Limiting distribution of $W_n = Z_n/n^2$ where $Z_n\sim \chi^{2}(n).$

Question

The goal is to find the limiting distribution of $W_n = Z_n/n^2$ where $Z_n\sim \chi^{2}(n).$

For this, we consider the characteristic function of $W_n$ which is, $$C_{W_n}(t) = E[e^{itW_n}]=E[e^{i\cdot \frac{t}{n^2}\cdot Z_n}] = C_{Z_n}\left(\frac{t}{n^2}\right) = \left(1-2i\cdot \frac{t^2}{n}\right)^{-n/2}\to 1.$$

And so $W_n$ converges to a degenerate distribution whose characteristic function is $1.$ Is this reasoning correct?

Answer 1

Yes, that's one possibility.
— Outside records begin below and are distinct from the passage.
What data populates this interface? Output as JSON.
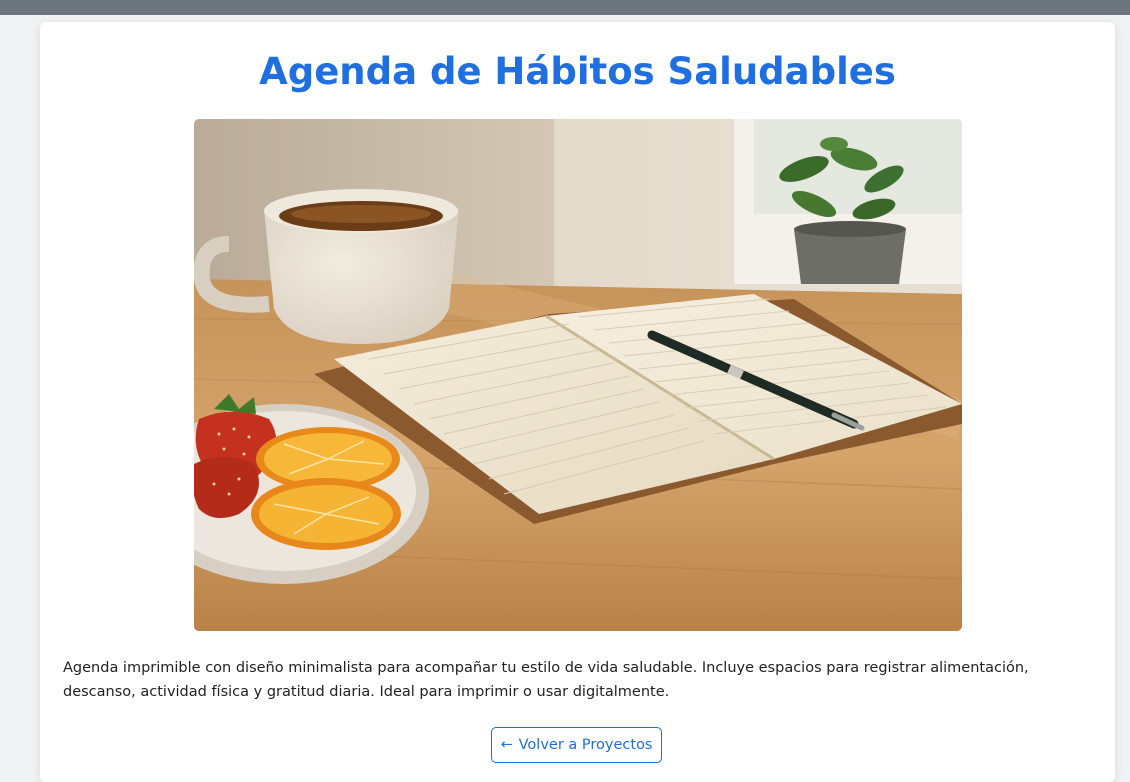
{
  "page": {
    "title": "Agenda de Hábitos Saludables",
    "description": "Agenda imprimible con diseño minimalista para acompañar tu estilo de vida saludable. Incluye espacios para registrar alimentación, descanso, actividad física y gratitud diaria. Ideal para imprimir o usar digitalmente.",
    "back_button": {
      "arrow": "←",
      "label": "Volver a Proyectos"
    }
  },
  "colors": {
    "accent": "#1f6fe0",
    "top_bar": "#6c757d",
    "page_background": "#f1f2f4"
  },
  "hero_image": {
    "icon": "photo-notebook-tea-fruit"
  }
}
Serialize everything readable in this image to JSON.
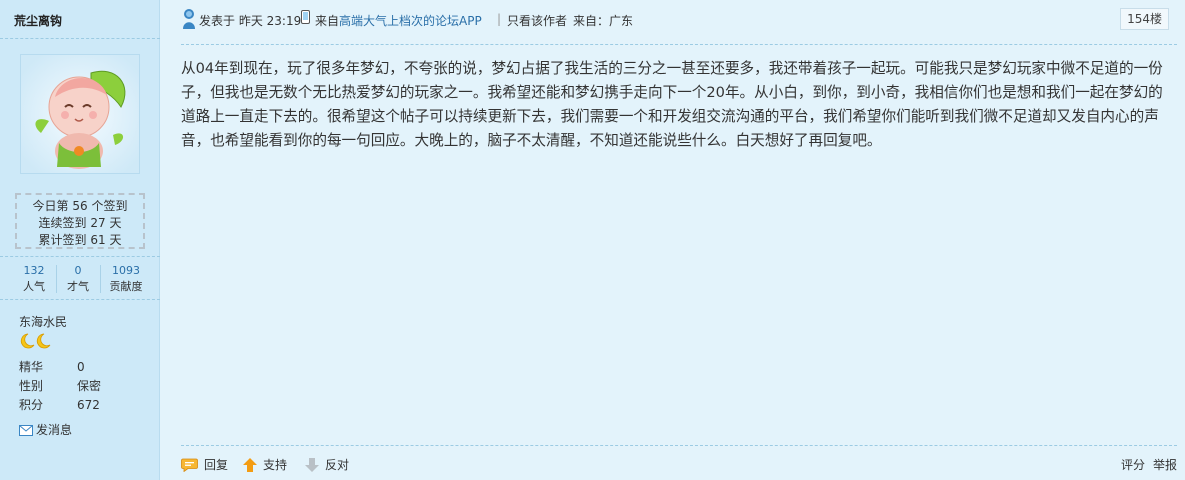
{
  "sidebar": {
    "author_name": "荒尘离钩",
    "signin": {
      "line1": "今日第 56 个签到",
      "line2": "连续签到 27 天",
      "line3": "累计签到 61 天"
    },
    "stats": [
      {
        "value": "132",
        "label": "人气"
      },
      {
        "value": "0",
        "label": "才气"
      },
      {
        "value": "1093",
        "label": "贡献度"
      }
    ],
    "rank": "东海水民",
    "info": [
      {
        "key": "精华",
        "value": "0"
      },
      {
        "key": "性别",
        "value": "保密"
      },
      {
        "key": "积分",
        "value": "672"
      }
    ],
    "send_message": "发消息"
  },
  "post": {
    "posted_label": "发表于 昨天 23:19",
    "app_text_pre": "来自",
    "app_link": "高端大气上档次的论坛APP",
    "author_only": "只看该作者",
    "from_label": "来自：广东",
    "floor": "154楼",
    "content": "从04年到现在，玩了很多年梦幻，不夸张的说，梦幻占据了我生活的三分之一甚至还要多，我还带着孩子一起玩。可能我只是梦幻玩家中微不足道的一份子，但我也是无数个无比热爱梦幻的玩家之一。我希望还能和梦幻携手走向下一个20年。从小白，到你，到小奇，我相信你们也是想和我们一起在梦幻的道路上一直走下去的。很希望这个帖子可以持续更新下去，我们需要一个和开发组交流沟通的平台，我们希望你们能听到我们微不足道却又发自内心的声音，也希望能看到你的每一句回应。大晚上的，脑子不太清醒，不知道还能说些什么。白天想好了再回复吧。"
  },
  "actions": {
    "reply": "回复",
    "support": "支持",
    "oppose": "反对",
    "rate": "评分",
    "report": "举报"
  },
  "colors": {
    "background": "#e3f3fb",
    "sidebar": "#cde9f8",
    "link": "#2a6fa8",
    "accent_orange": "#f39c12"
  }
}
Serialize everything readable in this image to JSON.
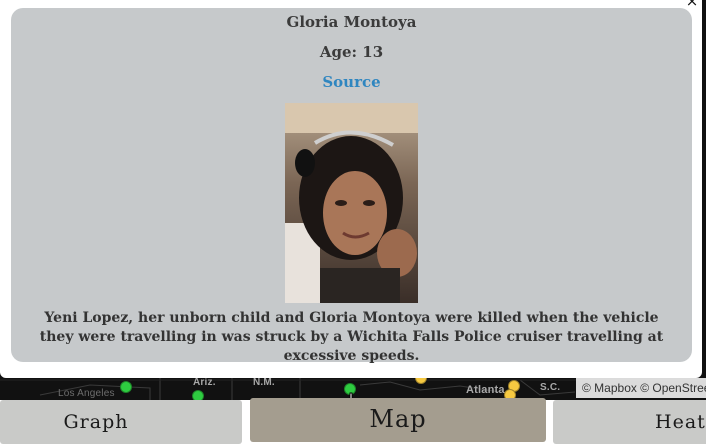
{
  "popup": {
    "name": "Gloria Montoya",
    "age": "Age: 13",
    "source_link": "Source",
    "description": "Yeni Lopez, her unborn child and Gloria Montoya were killed when the vehicle they were travelling in was struck by a Wichita Falls Police cruiser travelling at excessive speeds.",
    "close_symbol": "×",
    "photo_icon": "portrait-photo"
  },
  "map": {
    "labels": {
      "los_angeles": "Los Angeles",
      "ariz": "Ariz.",
      "nm": "N.M.",
      "atlanta": "Atlanta",
      "sc": "S.C."
    },
    "attribution": "© Mapbox © OpenStreetMap",
    "colors": {
      "background": "#111111",
      "marker_green": "#2ecc40",
      "marker_yellow": "#f6c941"
    }
  },
  "tabs": {
    "graph": "Graph",
    "map": "Map",
    "heatmap": "Heatmap",
    "active_color": "#a49d8f",
    "inactive_color": "#c9cac8"
  }
}
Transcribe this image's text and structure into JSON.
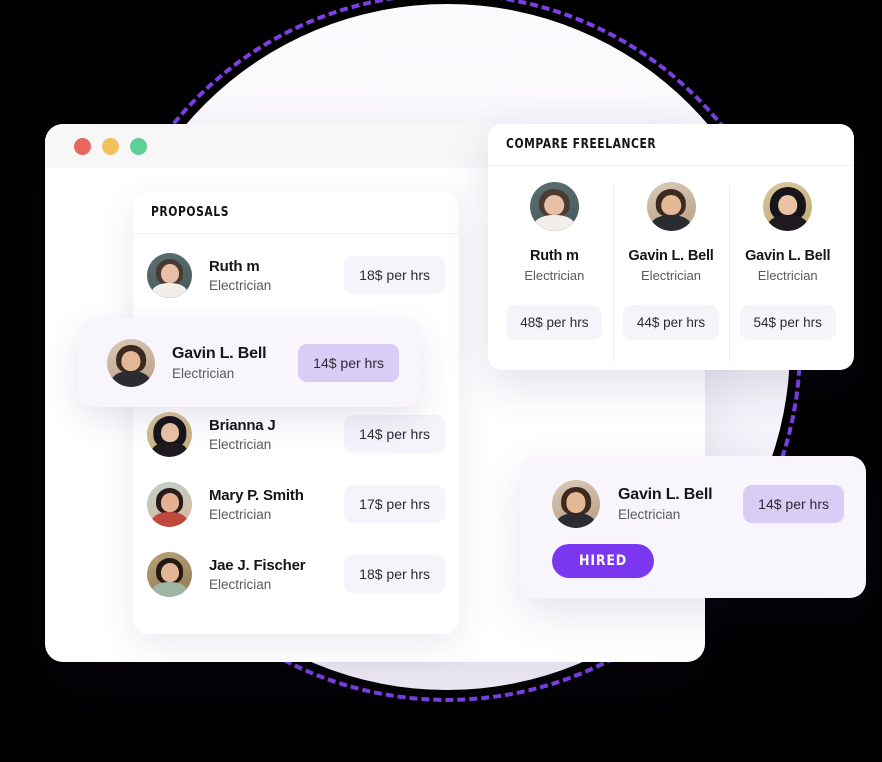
{
  "window": {
    "traffic_lights": [
      {
        "name": "close",
        "color": "#E8685F"
      },
      {
        "name": "minimize",
        "color": "#F1C25C"
      },
      {
        "name": "maximize",
        "color": "#5ECF96"
      }
    ]
  },
  "proposals": {
    "title": "PROPOSALS",
    "items": [
      {
        "name": "Ruth m",
        "role": "Electrician",
        "rate": "18$ per hrs",
        "avatar": "av-ruth"
      },
      {
        "name": "Brianna J",
        "role": "Electrician",
        "rate": "14$ per hrs",
        "avatar": "av-brianna"
      },
      {
        "name": "Mary P. Smith",
        "role": "Electrician",
        "rate": "17$ per hrs",
        "avatar": "av-mary"
      },
      {
        "name": "Jae J. Fischer",
        "role": "Electrician",
        "rate": "18$ per hrs",
        "avatar": "av-jae"
      }
    ]
  },
  "featured_row": {
    "name": "Gavin L. Bell",
    "role": "Electrician",
    "rate": "14$ per hrs",
    "avatar": "av-gavin"
  },
  "compare": {
    "title": "COMPARE FREELANCER",
    "columns": [
      {
        "name": "Ruth m",
        "role": "Electrician",
        "rate": "48$ per hrs",
        "avatar": "av-ruth"
      },
      {
        "name": "Gavin L. Bell",
        "role": "Electrician",
        "rate": "44$ per hrs",
        "avatar": "av-gavin"
      },
      {
        "name": "Gavin L. Bell",
        "role": "Electrician",
        "rate": "54$ per hrs",
        "avatar": "av-brianna"
      }
    ]
  },
  "hired": {
    "name": "Gavin L. Bell",
    "role": "Electrician",
    "rate": "14$ per hrs",
    "badge": "HIRED",
    "badge_color": "#7B37F0",
    "avatar": "av-gavin"
  },
  "theme": {
    "accent": "#7B37F0",
    "dashed_circle": "#7B3FE4",
    "circle_fill": "#F6F4FA",
    "pill_bg": "#F5F4FB",
    "pill_strong_bg": "#D9CCF5",
    "card_bg": "#FFFFFF",
    "highlight_bg": "#F8F6FC"
  }
}
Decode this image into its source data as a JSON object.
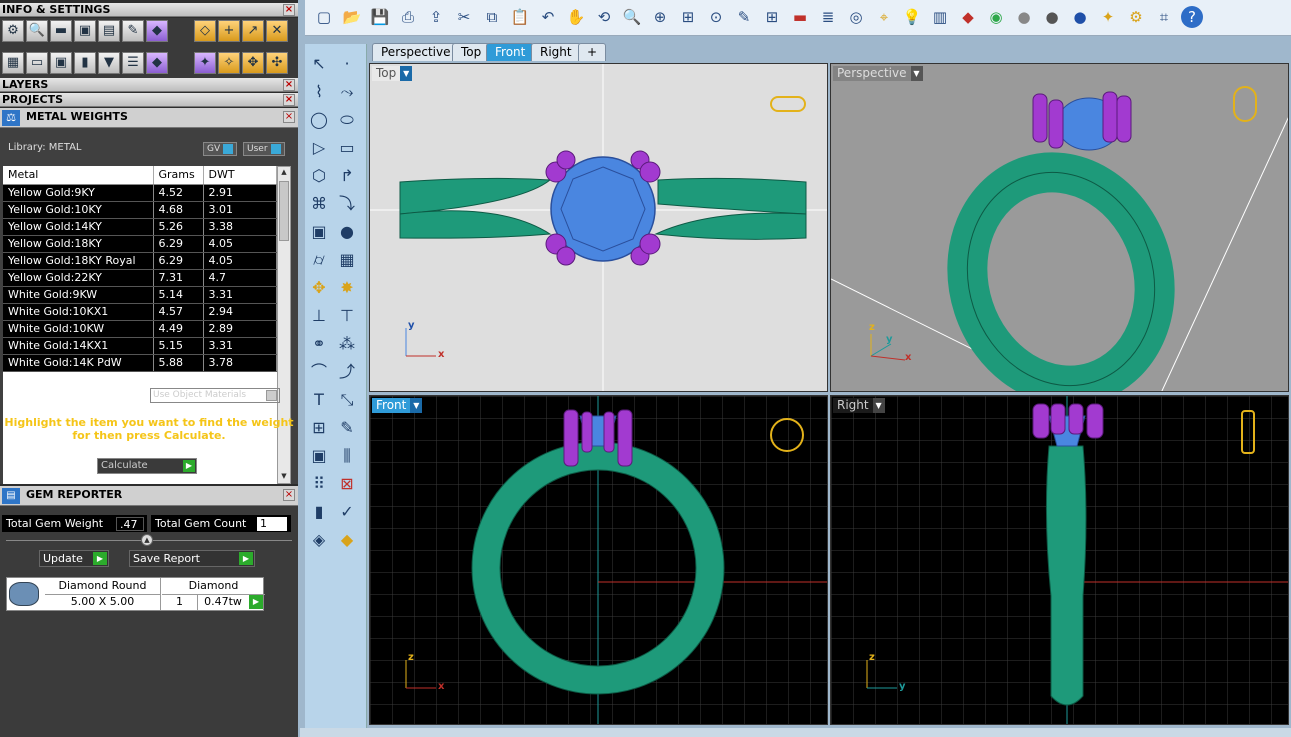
{
  "left_panel": {
    "info_settings_title": "INFO & SETTINGS",
    "layers_title": "LAYERS",
    "projects_title": "PROJECTS",
    "metal_weights": {
      "title": "METAL WEIGHTS",
      "library_label": "Library: METAL",
      "gv_label": "GV",
      "user_label": "User",
      "columns": [
        "Metal",
        "Grams",
        "DWT"
      ],
      "rows": [
        [
          "Yellow Gold:9KY",
          "4.52",
          "2.91"
        ],
        [
          "Yellow Gold:10KY",
          "4.68",
          "3.01"
        ],
        [
          "Yellow Gold:14KY",
          "5.26",
          "3.38"
        ],
        [
          "Yellow Gold:18KY",
          "6.29",
          "4.05"
        ],
        [
          "Yellow Gold:18KY Royal",
          "6.29",
          "4.05"
        ],
        [
          "Yellow Gold:22KY",
          "7.31",
          "4.7"
        ],
        [
          "White Gold:9KW",
          "5.14",
          "3.31"
        ],
        [
          "White Gold:10KX1",
          "4.57",
          "2.94"
        ],
        [
          "White Gold:10KW",
          "4.49",
          "2.89"
        ],
        [
          "White Gold:14KX1",
          "5.15",
          "3.31"
        ],
        [
          "White Gold:14K PdW",
          "5.88",
          "3.78"
        ]
      ],
      "use_object_materials": "Use Object Materials",
      "hint": "Highlight the item you want to find the weight for then press Calculate.",
      "calculate_label": "Calculate"
    },
    "gem_reporter": {
      "title": "GEM REPORTER",
      "total_weight_label": "Total Gem Weight",
      "total_weight_value": ".47",
      "total_count_label": "Total Gem Count",
      "total_count_value": "1",
      "update_label": "Update",
      "save_report_label": "Save Report",
      "gem": {
        "shape": "Diamond Round",
        "size": "5.00 X 5.00",
        "material": "Diamond",
        "count": "1",
        "weight": "0.47tw"
      }
    }
  },
  "tabs": [
    "Perspective",
    "Top",
    "Front",
    "Right",
    "+"
  ],
  "active_tab": "Front",
  "viewports": {
    "top": {
      "label": "Top",
      "axes": [
        "y",
        "x"
      ]
    },
    "perspective": {
      "label": "Perspective",
      "axes": [
        "z",
        "y",
        "x"
      ]
    },
    "front": {
      "label": "Front",
      "axes": [
        "z",
        "x"
      ]
    },
    "right": {
      "label": "Right",
      "axes": [
        "z",
        "y"
      ]
    }
  },
  "colors": {
    "ring": "#1e9a7a",
    "gem": "#4a86e0",
    "prongs": "#a23ad0",
    "accent": "#2f9bd8",
    "grid_bg": "#000000"
  },
  "toolbar_icons": [
    "new-icon",
    "open-icon",
    "save-icon",
    "print-icon",
    "import-icon",
    "cut-icon",
    "copy-icon",
    "paste-icon",
    "undo-icon",
    "pan-icon",
    "rotate-view-icon",
    "zoom-icon",
    "zoom-window-icon",
    "zoom-extents-icon",
    "zoom-selected-icon",
    "properties-icon",
    "four-view-icon",
    "car-icon",
    "layer-icon",
    "point-icon",
    "snap-icon",
    "light-icon",
    "display-icon",
    "render-icon",
    "color-wheel-icon",
    "material-icon",
    "material-dark-icon",
    "sphere-icon",
    "flash-icon",
    "gear-icon",
    "options-icon",
    "help-icon"
  ]
}
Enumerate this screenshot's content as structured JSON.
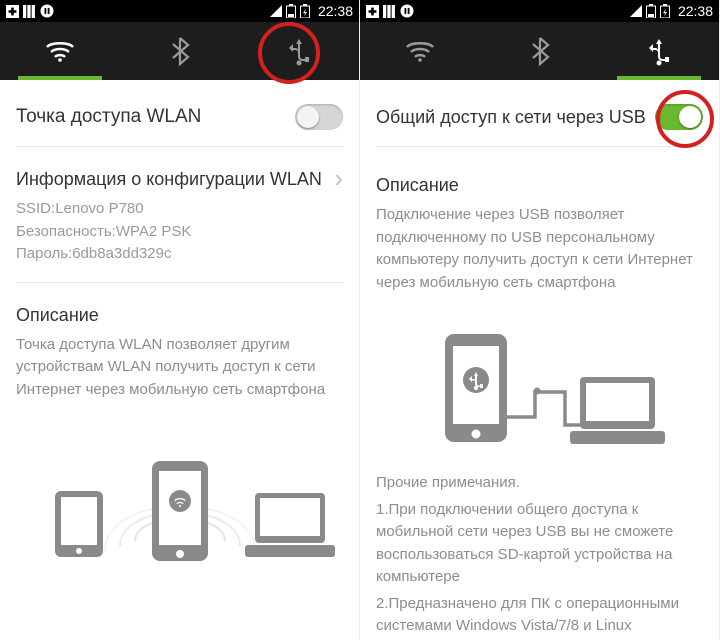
{
  "left": {
    "status": {
      "time": "22:38"
    },
    "active_tab": "wifi",
    "toggle": {
      "label": "Точка доступа WLAN",
      "on": false
    },
    "config": {
      "title": "Информация о конфигурации WLAN",
      "ssid_label": "SSID:",
      "ssid": "Lenovo P780",
      "security_label": "Безопасность:",
      "security": "WPA2 PSK",
      "password_label": "Пароль:",
      "password": "6db8a3dd329c"
    },
    "desc_title": "Описание",
    "desc_text": "Точка доступа WLAN позволяет другим устройствам WLAN получить доступ к сети Интернет через мобильную сеть смартфона"
  },
  "right": {
    "status": {
      "time": "22:38"
    },
    "active_tab": "usb",
    "toggle": {
      "label": "Общий доступ к сети через USB",
      "on": true
    },
    "desc_title": "Описание",
    "desc_text": "Подключение через USB позволяет подключенному по USB персональному компьютеру получить доступ к сети Интернет через мобильную сеть смартфона",
    "notes_title": "Прочие примечания.",
    "note1": "1.При подключении общего доступа к мобильной сети через USB вы не сможете воспользоваться SD-картой устройства на компьютере",
    "note2": "2.Предназначено для ПК с операционными системами Windows Vista/7/8 и Linux"
  }
}
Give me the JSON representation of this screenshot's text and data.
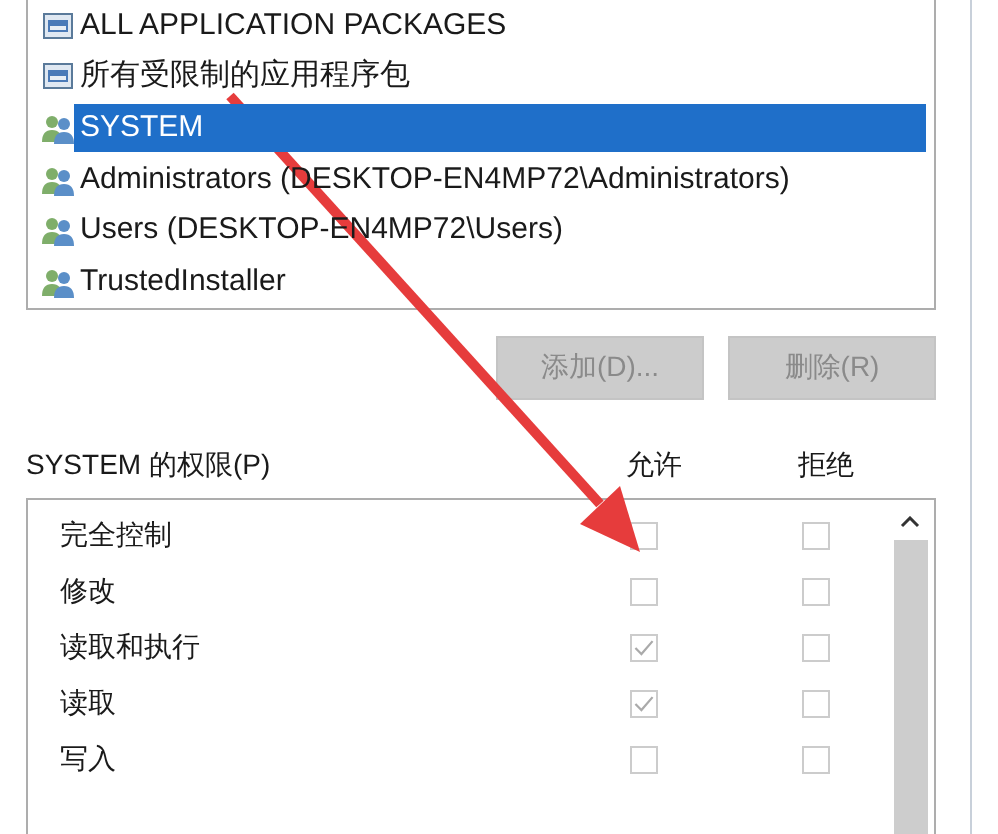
{
  "principals": [
    {
      "name": "ALL APPLICATION PACKAGES",
      "kind": "package",
      "selected": false
    },
    {
      "name": "所有受限制的应用程序包",
      "kind": "package",
      "selected": false
    },
    {
      "name": "SYSTEM",
      "kind": "group",
      "selected": true
    },
    {
      "name": "Administrators (DESKTOP-EN4MP72\\Administrators)",
      "kind": "group",
      "selected": false
    },
    {
      "name": "Users (DESKTOP-EN4MP72\\Users)",
      "kind": "group",
      "selected": false
    },
    {
      "name": "TrustedInstaller",
      "kind": "group",
      "selected": false
    }
  ],
  "buttons": [
    {
      "label": "添加(D)...",
      "disabled": true
    },
    {
      "label": "删除(R)",
      "disabled": true
    }
  ],
  "permissions": {
    "title": "SYSTEM 的权限(P)",
    "allow_header": "允许",
    "deny_header": "拒绝",
    "disabled": true,
    "rows": [
      {
        "label": "完全控制",
        "allow": false,
        "deny": false
      },
      {
        "label": "修改",
        "allow": false,
        "deny": false
      },
      {
        "label": "读取和执行",
        "allow": true,
        "deny": false
      },
      {
        "label": "读取",
        "allow": true,
        "deny": false
      },
      {
        "label": "写入",
        "allow": false,
        "deny": false
      }
    ]
  }
}
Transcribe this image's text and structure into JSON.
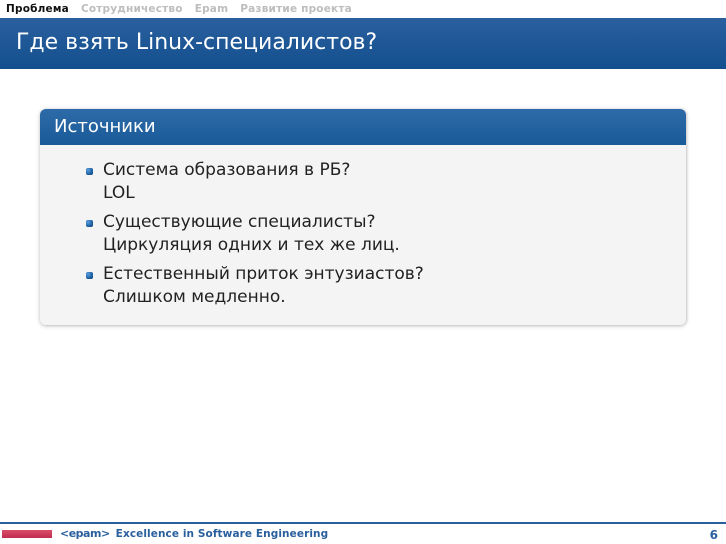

Alternatively you can use the strong law of large numbers to show that $n^{-2} Z_n \to 0$ in distribution. Let $X_j$, $j \geq 1$, be independent standard Gaussian random variables, then $Y_n := X_1^2+\ldots+X_n^2$ satisfies $Y_n \sim \chi^2(n)$. By the strong law of large numbers,

$$\frac{1}{n} Y_n = \frac{1}{n} \sum_{j=1}^n X_j^2 \xrightarrow[]{n \to \infty} \mathbb{E}(X_1^2)=1,$$

and so

$$\frac{1}{n^2} Y_n \xrightarrow[]{n \to \infty} 0 \quad \text{a.s.}$$

In particular, $n^{-2} Y_n \to 0$ in distribution. Now if $Z_n \sim \chi^2(n)$, then $Y_n =Z_n$ in distribution, and hence $n^{-2} Z_n \to 0$ in distribution.